„Staat dankt proces treinkaping aan zichzelf”
Dinsdag gaat het proces over het bloedige einde van de Molukse treinkaping bij De Punt in 1977 weer verder voor de rechtbank in Den Haag. Advocaat Liesbeth Zegveld procedeert namens nabestaanden van twee doodgeschoten treinkapers tegen de Staat om erachter te komen wat er precies is gebeurd. In het najaar werden elf mariniers gehoord als getuigen en mogelijk komen ook oud-topmilitairen en oud-premier Dries van Agt aan de beurt. Vijf vragen aan Zegveld.
Waarom rakelen de nabestaanden deze zaak pas op na veertig jaar?
„De Staat heeft het helemaal aan zichzelf te danken dat er nu een rechtszaak loopt. Willens en wetens is al die jaren belangrijke informatie onder stoelen en banken geschoven. Om die reden heeft de rechtbank ons proces alsnog toegestaan, terwijl de feiten verjaard zijn.”
Wat is het belang van deze zaak voor de huidige tijd?
„Het gaat erom dat de Staat niet liegt. Feiten doen ertoe. Zes van de negen kapers kwamen om, evenals twee burgers door kogels van militairen. De overheid is verplicht om altijd onderzoek te doen als er burgers omkomen door ingrijpen van die overheid. Ze hadden dat destijds goed moeten doen en openheid moeten geven, ook over dingen die eventueel verkeerd gingen. Dat is een erkenning voor nabestaanden en leidt misschien tot schadevergoeding. Maar dan is het in ieder geval afgerond.”

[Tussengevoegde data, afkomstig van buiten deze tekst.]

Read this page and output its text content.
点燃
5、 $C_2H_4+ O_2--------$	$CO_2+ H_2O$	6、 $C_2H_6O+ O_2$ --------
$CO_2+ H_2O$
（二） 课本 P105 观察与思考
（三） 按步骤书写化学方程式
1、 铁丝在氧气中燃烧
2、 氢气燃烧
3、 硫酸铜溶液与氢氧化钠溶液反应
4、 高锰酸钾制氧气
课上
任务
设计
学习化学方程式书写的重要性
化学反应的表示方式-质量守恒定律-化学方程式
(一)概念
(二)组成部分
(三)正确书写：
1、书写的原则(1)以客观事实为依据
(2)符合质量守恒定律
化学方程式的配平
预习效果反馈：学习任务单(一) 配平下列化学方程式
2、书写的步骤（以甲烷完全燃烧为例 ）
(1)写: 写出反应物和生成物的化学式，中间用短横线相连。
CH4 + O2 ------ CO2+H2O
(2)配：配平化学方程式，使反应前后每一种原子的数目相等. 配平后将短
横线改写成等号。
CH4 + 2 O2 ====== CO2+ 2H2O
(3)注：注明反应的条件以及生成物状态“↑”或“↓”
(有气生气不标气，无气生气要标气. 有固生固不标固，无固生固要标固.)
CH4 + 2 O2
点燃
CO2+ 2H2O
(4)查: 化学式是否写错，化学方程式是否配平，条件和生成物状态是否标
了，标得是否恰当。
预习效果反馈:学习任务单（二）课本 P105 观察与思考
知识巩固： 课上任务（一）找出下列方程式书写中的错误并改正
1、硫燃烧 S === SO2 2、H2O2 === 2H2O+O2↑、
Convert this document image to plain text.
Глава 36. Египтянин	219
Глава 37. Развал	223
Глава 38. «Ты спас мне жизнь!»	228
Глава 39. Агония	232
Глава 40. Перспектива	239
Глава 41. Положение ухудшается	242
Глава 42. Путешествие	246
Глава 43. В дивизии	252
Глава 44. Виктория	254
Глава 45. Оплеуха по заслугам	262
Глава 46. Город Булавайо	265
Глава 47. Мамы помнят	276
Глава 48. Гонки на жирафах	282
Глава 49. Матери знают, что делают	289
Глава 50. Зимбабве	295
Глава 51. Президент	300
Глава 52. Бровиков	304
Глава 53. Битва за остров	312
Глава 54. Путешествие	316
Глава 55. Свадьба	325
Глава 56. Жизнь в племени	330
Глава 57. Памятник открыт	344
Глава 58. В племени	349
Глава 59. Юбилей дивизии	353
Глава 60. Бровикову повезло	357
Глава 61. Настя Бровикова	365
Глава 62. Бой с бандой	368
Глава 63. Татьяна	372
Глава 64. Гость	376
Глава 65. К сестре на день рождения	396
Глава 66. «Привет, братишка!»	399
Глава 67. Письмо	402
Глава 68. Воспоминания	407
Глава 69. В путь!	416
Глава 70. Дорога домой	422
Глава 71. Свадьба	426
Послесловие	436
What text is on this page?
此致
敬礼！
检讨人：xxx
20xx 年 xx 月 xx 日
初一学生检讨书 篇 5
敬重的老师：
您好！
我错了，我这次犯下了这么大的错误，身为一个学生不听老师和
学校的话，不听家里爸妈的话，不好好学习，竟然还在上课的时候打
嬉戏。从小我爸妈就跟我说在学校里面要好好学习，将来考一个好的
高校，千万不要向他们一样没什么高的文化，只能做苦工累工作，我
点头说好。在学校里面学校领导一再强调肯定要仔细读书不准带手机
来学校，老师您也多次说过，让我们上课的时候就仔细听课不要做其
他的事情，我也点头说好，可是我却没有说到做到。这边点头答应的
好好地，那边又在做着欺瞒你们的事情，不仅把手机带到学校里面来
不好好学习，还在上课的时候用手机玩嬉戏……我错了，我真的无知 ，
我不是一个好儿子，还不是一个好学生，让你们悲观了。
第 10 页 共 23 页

Waarom wilt u weten of er een instructie was om alle kapers dood te schieten?
„Het principe in Nederland is dat de rechter misdrijven beoordeelt en dus ook beslist over de treinkapers. En niet Defensie of de politiek. Als er sprake was van zo’n geheime instructie van hogerhand aan de mariniers die de kaping moesten beëindigen, dan druist dat in tegen internationale verdragen én tegen de rechtsstaat. Dat is zeer belangrijk in het licht van de aanpak van het terrorisme van vandaag.”
Geeft dit aan dat militairen niet zomaar bevelen kunnen opvolgen?
„Dat is een lastige kwestie. Militairen moeten bevelen opvolgen van hun commandanten of meerderen. Maar het blijft altijd een individuele afweging om iemand wel of niet te doden. Een militair die in een ander deel van de trein was, waar twee kapers werden aangehouden, zei dat hij ze ook had kunnen doodschieten, maar hij besloot dat niet te doen.”
Schieten de nabestaanden er iets mee op?
„De nabestaanden zijn heel blij met de informatie die tot nu toe op tafel kwam. Maar nu blijkt dat dit ongeveer 80 procent is, willen ze graag doorgaan tot het grotere verhaal rond is.”